America’s education system has a problem. Eighty-seven percent of eighth-grade students are failing to reach proficiency in U.S. history, according to the 2022 National Assessment of Educational Progress exams released in early May.
Scores on the history exam have been declining since 2014, with the latest scores bringing a record low since the assessment began in 1994. Multiple contributing factors include the consistent downward trend of U.S. student achievement, the detrimental COVID-19 school shutdowns, the misplaced teaching of critical race theory, and the attempt to overhaul history with new narratives such as the 1619 Project. One often overlooked contributing factor, however, is the continual push by educators to prioritize the study of current events in history and social studies classes over teaching historical content.
Studying current events in history class is often defended as a way to make students more informed and active citizens. Proponents argue that by examining the news, students gain a better understanding of the world they live in, learn to discern truth from falsehood, and develop the critical thinking skills necessary to participate in a democratic society effectively. But does the study of current events truly produce these results?
Current events are rarely first-hand experiences but rather largely obtained by a third party from the media.

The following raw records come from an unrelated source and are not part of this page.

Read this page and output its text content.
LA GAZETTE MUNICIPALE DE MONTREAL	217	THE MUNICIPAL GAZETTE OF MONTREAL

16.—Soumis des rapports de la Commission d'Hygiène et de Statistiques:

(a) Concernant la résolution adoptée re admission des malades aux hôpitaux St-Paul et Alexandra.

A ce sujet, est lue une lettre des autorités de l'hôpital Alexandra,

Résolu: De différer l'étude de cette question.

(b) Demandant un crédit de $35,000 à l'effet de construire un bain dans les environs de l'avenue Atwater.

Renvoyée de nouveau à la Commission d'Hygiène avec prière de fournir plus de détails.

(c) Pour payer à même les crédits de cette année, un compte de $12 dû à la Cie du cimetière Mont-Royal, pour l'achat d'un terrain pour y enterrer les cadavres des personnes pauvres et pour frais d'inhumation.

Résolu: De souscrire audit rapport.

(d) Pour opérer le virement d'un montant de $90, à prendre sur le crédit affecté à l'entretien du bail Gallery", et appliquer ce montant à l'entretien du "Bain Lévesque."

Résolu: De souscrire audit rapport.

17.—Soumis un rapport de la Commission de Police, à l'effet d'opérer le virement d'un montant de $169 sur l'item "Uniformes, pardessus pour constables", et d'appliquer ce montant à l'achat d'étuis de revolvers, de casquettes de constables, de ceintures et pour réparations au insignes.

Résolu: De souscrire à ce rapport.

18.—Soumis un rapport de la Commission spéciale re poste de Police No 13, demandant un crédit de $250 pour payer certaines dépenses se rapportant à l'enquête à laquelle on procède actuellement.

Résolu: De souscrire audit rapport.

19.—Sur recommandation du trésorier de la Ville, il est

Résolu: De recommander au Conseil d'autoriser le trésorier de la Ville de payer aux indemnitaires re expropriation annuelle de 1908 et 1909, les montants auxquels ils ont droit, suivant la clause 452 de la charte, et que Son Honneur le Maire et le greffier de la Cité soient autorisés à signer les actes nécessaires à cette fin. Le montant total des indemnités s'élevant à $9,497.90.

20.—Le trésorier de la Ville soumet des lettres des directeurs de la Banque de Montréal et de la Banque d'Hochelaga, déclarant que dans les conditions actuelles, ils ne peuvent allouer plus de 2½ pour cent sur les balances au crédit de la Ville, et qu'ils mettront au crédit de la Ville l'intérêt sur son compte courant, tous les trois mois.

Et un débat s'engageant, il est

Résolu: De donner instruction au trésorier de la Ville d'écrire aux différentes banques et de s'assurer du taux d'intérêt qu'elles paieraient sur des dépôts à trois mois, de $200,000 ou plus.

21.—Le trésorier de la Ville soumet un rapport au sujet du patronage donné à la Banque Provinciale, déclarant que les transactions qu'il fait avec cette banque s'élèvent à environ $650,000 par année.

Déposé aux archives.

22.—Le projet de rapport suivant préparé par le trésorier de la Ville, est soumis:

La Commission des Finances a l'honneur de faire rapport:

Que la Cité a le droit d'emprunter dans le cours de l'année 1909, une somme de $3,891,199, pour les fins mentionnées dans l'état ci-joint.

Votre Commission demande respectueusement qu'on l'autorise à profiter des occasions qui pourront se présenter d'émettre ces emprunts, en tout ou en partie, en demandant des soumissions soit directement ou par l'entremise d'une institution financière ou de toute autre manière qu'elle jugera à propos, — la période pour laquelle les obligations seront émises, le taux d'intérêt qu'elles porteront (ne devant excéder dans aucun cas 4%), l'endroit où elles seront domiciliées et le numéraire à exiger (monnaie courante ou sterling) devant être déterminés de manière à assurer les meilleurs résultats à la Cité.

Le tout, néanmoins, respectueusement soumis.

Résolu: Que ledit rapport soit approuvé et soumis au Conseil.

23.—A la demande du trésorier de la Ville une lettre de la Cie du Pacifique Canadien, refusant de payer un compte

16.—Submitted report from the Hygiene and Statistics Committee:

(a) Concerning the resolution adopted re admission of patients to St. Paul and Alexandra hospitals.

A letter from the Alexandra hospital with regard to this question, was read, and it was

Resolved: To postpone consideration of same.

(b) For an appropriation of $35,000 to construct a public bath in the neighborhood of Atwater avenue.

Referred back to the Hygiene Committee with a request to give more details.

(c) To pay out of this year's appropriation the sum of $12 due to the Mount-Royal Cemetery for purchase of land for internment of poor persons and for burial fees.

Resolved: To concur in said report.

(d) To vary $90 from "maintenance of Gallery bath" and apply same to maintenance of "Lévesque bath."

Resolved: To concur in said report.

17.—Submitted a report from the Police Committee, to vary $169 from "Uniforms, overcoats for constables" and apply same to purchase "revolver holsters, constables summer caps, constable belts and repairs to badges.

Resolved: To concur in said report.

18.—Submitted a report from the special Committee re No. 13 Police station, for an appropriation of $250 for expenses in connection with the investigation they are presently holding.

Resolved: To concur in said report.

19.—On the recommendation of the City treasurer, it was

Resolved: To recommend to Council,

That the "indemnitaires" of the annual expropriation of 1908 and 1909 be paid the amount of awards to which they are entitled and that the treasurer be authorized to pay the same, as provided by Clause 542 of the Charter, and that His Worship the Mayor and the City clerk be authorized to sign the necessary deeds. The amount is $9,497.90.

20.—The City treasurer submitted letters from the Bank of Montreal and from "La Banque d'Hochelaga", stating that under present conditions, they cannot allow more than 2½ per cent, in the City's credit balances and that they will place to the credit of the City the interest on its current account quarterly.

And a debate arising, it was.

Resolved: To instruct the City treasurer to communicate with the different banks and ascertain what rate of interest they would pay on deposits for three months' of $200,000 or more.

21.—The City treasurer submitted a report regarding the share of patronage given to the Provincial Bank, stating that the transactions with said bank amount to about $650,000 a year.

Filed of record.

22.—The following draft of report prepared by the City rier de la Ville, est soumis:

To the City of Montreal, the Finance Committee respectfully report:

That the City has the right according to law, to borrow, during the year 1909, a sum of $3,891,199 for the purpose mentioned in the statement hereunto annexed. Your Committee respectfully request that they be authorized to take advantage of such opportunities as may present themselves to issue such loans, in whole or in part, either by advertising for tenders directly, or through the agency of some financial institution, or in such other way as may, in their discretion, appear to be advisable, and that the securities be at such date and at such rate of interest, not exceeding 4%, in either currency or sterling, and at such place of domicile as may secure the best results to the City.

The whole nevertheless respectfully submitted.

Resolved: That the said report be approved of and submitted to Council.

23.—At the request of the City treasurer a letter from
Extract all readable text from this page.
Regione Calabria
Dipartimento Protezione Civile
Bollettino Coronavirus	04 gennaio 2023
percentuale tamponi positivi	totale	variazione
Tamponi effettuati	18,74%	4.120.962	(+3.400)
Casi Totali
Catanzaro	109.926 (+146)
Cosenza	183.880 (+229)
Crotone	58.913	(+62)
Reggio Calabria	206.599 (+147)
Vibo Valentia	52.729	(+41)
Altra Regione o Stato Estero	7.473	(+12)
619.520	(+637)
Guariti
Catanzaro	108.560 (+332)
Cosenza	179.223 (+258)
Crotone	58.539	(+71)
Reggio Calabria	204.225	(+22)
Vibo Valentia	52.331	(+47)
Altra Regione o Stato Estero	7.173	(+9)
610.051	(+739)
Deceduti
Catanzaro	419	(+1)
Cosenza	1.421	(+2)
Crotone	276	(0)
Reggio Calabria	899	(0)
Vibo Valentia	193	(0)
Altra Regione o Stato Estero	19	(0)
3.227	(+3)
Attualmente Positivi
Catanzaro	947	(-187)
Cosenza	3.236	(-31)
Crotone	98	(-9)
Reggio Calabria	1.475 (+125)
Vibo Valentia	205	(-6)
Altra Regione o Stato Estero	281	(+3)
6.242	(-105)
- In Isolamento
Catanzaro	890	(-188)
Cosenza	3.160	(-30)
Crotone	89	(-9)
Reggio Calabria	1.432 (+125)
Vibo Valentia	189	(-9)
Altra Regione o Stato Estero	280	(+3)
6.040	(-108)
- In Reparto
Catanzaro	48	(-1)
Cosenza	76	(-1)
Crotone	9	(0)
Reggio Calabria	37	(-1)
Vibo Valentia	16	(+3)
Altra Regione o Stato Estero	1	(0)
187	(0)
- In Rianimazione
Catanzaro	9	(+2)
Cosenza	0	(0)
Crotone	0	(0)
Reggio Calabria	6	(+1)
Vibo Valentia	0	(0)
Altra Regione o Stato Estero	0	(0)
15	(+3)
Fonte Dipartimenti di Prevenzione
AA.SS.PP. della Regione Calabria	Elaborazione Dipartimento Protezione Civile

Sadly, it’s commonplace for the drive to be the first to report on a story to take priority over ensuring accuracy. Headlines are often designed to elicit strong emotional reactions rather than convey nuanced information. In this environment, students can easily be swept up by powerful currents of confirmation bias, whereby they seek out and interpret information in a way that confirms their existing beliefs. Rather than developing the skills to evaluate claims and sources critically, they can find themselves engulfed by an echo chamber that reinforces their preconceived notions.
And with new stories constantly competing for attention, there is little time for reflection or analysis.
In contrast, a thoughtful examination of history allows students to develop a more grounded perspective.
By studying the past, students can see the long arc of human experience, understand the forces that have shaped societies, and recognize enduring patterns. This provides the perspective necessary to evaluate the news more critically. Moreover, historical accounts that have withstood the test of time offer students a more reliable foundation for developing their understanding of the world.
Before modern technology, bank tellers were taught to identify counterfeit money not by studying it. Rather, tellers spent as much time as possible holding real money. In time, the teller’s hands would become so familiar with how real money feels, moves, folds, crumples, and weighs that any deviation from that standard was immediately apparent. Familiarity with the real thing offers the ability to recognize its perversions.
Educators should provide students with the most complete historical accounts and deep interaction with the content. This type of learning will prepare students to recognize what isn’t and shouldn’t be and wrestle with how things ought to be.
The path to better understanding and critical thinking lies not in chasing the often fleeting headlines of today but in the thoughtful examination of history and the wisdom it can provide.